Eventuell das ganze nochmal in /root/.eixrc

Danach wieder update-eix und es sollte funktionieren!

----------

## meldron

Vielen Dank pawlak, funktioniert wunderbar. (Jetzt geht "update-eix" auch noch verdammt schnell, so muss das sein  :Very Happy: )

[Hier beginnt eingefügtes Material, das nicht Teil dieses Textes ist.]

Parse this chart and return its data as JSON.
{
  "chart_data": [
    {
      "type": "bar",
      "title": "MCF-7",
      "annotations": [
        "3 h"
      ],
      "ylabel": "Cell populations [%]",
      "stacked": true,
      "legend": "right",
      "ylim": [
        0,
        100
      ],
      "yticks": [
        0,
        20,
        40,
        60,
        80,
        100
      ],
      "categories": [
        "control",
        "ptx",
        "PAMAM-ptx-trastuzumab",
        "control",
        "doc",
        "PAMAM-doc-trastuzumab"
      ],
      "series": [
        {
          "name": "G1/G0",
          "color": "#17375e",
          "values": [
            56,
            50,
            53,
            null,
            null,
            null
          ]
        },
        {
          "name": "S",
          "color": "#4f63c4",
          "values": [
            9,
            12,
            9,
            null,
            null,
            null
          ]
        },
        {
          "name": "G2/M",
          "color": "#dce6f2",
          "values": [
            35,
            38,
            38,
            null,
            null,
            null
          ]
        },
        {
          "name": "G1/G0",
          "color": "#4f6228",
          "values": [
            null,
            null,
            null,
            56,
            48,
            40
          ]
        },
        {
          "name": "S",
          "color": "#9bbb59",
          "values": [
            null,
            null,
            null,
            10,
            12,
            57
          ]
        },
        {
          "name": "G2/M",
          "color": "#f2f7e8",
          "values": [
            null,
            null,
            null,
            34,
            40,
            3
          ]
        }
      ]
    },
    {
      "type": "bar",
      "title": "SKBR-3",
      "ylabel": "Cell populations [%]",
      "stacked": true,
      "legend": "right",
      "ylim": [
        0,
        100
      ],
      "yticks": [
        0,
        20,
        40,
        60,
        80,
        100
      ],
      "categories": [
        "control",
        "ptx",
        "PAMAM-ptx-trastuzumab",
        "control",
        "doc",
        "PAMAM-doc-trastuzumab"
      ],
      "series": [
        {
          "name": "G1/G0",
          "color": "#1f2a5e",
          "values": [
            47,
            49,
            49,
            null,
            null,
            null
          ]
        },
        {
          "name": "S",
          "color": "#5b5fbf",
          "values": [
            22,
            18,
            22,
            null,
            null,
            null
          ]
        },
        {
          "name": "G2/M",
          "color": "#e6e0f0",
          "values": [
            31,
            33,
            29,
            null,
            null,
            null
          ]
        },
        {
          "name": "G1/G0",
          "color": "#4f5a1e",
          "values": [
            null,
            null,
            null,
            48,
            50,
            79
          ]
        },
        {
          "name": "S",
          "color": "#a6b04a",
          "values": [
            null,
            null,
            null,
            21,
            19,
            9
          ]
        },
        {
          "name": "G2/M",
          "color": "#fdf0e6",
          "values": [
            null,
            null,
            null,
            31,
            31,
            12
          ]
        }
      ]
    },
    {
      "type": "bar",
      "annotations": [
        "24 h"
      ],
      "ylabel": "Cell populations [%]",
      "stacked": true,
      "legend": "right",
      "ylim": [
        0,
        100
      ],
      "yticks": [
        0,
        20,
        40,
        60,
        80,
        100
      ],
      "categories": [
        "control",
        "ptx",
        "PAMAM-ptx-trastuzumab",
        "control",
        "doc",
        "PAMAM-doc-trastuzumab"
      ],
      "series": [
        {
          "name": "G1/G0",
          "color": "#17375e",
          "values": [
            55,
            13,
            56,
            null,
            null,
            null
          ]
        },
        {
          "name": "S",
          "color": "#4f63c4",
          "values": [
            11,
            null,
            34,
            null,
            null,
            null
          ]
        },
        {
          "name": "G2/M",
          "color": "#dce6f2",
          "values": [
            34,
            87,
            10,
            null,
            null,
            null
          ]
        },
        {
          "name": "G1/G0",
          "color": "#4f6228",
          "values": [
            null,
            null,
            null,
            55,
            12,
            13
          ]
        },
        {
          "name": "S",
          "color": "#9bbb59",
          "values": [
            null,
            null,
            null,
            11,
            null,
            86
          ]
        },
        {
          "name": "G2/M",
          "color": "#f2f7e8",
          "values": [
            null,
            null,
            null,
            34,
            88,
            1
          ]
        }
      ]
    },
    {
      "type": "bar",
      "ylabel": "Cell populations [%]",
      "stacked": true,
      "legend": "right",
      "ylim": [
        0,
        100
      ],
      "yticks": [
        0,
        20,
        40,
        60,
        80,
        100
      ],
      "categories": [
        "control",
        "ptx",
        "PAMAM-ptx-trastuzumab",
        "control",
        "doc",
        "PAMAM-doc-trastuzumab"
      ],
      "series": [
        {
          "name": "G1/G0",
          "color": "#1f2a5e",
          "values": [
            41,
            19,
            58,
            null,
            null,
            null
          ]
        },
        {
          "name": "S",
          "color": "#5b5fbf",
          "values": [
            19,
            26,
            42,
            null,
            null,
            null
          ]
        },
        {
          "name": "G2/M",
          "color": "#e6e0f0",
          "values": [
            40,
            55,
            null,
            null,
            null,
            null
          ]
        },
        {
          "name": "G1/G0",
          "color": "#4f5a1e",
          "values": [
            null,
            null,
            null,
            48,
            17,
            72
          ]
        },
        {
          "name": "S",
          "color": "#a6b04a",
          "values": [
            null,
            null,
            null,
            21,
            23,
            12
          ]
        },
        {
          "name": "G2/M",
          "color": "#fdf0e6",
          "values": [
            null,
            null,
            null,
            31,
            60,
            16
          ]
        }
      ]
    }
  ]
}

Wieso werden solche Verbesserungen(eix, cdb cache)  eigentlich nicht standardmaessig in Portage übernommen?

----------

## ph03n1x

 *meldron wrote:*   

> Wieso werden solche Verbesserungen(eix, cdb cache)  eigentlich nicht standardmaessig in Portage übernommen?

 

=> Das kommt einem Krieg der Welten gleich, das wurde schon zig mal diskutiert... da prallt die eine philosophie gegen die andere und jeder hat mehr recht, etc.  :Wink:  hoffnungslos... wir können nur hoffen, dass das neue portage bald kommt, aber ich glaube das dauert noch etwas...

----------

## meldron

Was zeichnet das neue Portage aus?

----------

## l3u

<wunschdenken>Hoffentlich weniger Datentransfer-Schrott, nicht mehr 1,6 millionen Dateien, eine Datenbank für die Abhängigkeiten, Syncs in einer Minute ...</wunschdenken>

----------